Es ist aber nicht allein die Größe eines Unternehmens, die Hinweise auf den dortigen Frauenanteil gibt. "Man muss auch nach der Branche fragen", sagt Ute Brutzki vom Bereich Frauen- und Gleichstellungspolitik bei der Dienstleistungsgewerkschaft Ver.di. Denn anders als in Unternehmen des Gesundheits- oder Sozialwesens seien Frauen in der Finanzdienstleistung traditionell schlecht vertreten. "Und der Finanzsektor sitzt eher im Norden", sagt Brutzki. Auch Databyte macht das "männerdominierte Kredit- und Industriegewerbe" für die niedrigeren Frauenanteile im Norden verantwortlich.

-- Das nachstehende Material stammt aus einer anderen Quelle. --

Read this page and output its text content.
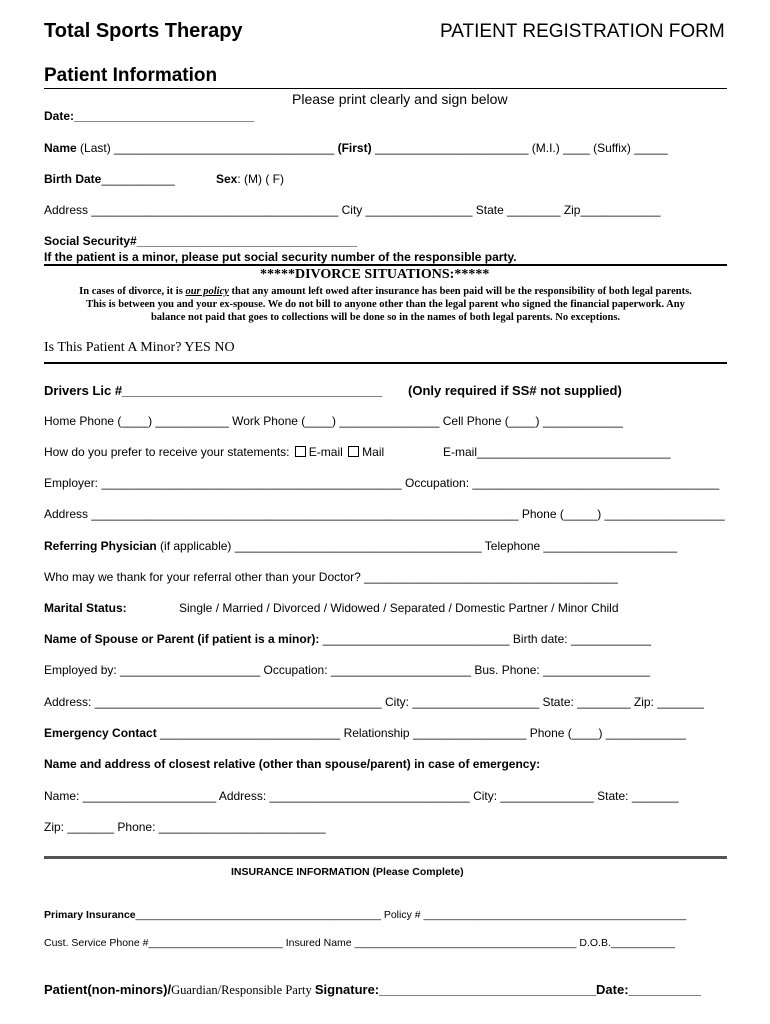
Total Sports Therapy	PATIENT REGISTRATION FORM
Patient Information
Please print clearly and sign below
Date:___________________________
Name (Last) _________________________________ (First) _______________________ (M.I.) ____ (Suffix) _____
Birth Date___________	Sex: (M) ( F)
Address _____________________________________ City ________________ State ________ Zip____________
Social Security#_________________________________
If the patient is a minor, please put social security number of the responsible party.
*****DIVORCE SITUATIONS:*****
In cases of divorce, it is our policy that any amount left owed after insurance has been paid will be the responsibility of both legal parents.
This is between you and your ex-spouse. We do not bill to anyone other than the legal parent who signed the financial paperwork. Any
balance not paid that goes to collections will be done so in the names of both legal parents. No exceptions.
Is This Patient A Minor? YES NO
Drivers Lic #____________________________________ (Only required if SS# not supplied)
Home Phone (____) ___________ Work Phone (____) _______________ Cell Phone (____) ____________
How do you prefer to receive your statements: E-mail Mail	E-mail_____________________________
Employer: _____________________________________________ Occupation: _____________________________________
Address ________________________________________________________________ Phone (_____) __________________
Referring Physician (if applicable) _____________________________________ Telephone ____________________
Who may we thank for your referral other than your Doctor? ______________________________________
Marital Status:	Single / Married / Divorced / Widowed / Separated / Domestic Partner / Minor Child
Name of Spouse or Parent (if patient is a minor): ____________________________ Birth date: ____________
Employed by: _____________________ Occupation: _____________________ Bus. Phone: ________________
Address: ___________________________________________ City: ___________________ State: ________ Zip: _______
Emergency Contact ___________________________ Relationship _________________ Phone (____) ____________
Name and address of closest relative (other than spouse/parent) in case of emergency:
Name: ____________________ Address: ______________________________ City: ______________ State: _______
Zip: _______ Phone: _________________________
INSURANCE INFORMATION (Please Complete)
Primary Insurance__________________________________________ Policy # _____________________________________________
Cust. Service Phone #_______________________ Insured Name ______________________________________ D.O.B.___________
Patient(non-minors)/Guardian/Responsible Party Signature:______________________________Date:__________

Tanja Kühne aus Hannover ist selbst Unternehmerin. Die niedersächsische Landesvorsitzende des Verbands deutscher Unternehmerinnen (VDU) übernahm vor vier Jahren den Chefsessel einer Design- und Werbeagentur - von einem Mann. "Auch in meiner Branche sind Frauen in Führungspositionen selten", sagt die 38-Jährige. Kühne glaubt, dass Niedersachsen deshalb so wenig weibliche Chefs hat, weil es ein Agrarland ist. "Die ländlichen Strukturen hier sind überwiegend männlich dominiert." Sie fordert deshalb eine verbindliche Frauenquote in der Privatwirtschaft. "Dadurch müssen Firmen dann überlegen, wie man die Arbeit für Frauen attraktiver macht", sagt die VDU-Sprecherin.
Auch Ver.di-Referentin Ute Brutzki fordert ein Gleichstellungsgesetz. "Für Unternehmen müsste es verpflichtend sein, Frauen in die Führungsetage zu holen", sagt sie. Ein Anreiz könnte sein, diejenigen Firmen beispielsweise mit Zulagen zu belohnen, die sich besonders bei der Gleichstellung des Führungspersonals hervortun. Bislang aber sehe es so aus, als wenn Deutschland beim Gender Mainstreaming noch lange Zeit seinen europäischen Nachbarn hinterherhinke. "Das Land tut sich sehr schwer", sagt Brutzki. Eine freiwillige Vereinbarung zwischen Bundesregierung und Privatwirtschaft, zukünftig mehr leitende Positionen mit Frauen zu besetzen, habe bisher kaum sichtbare Erfolge gezeigt.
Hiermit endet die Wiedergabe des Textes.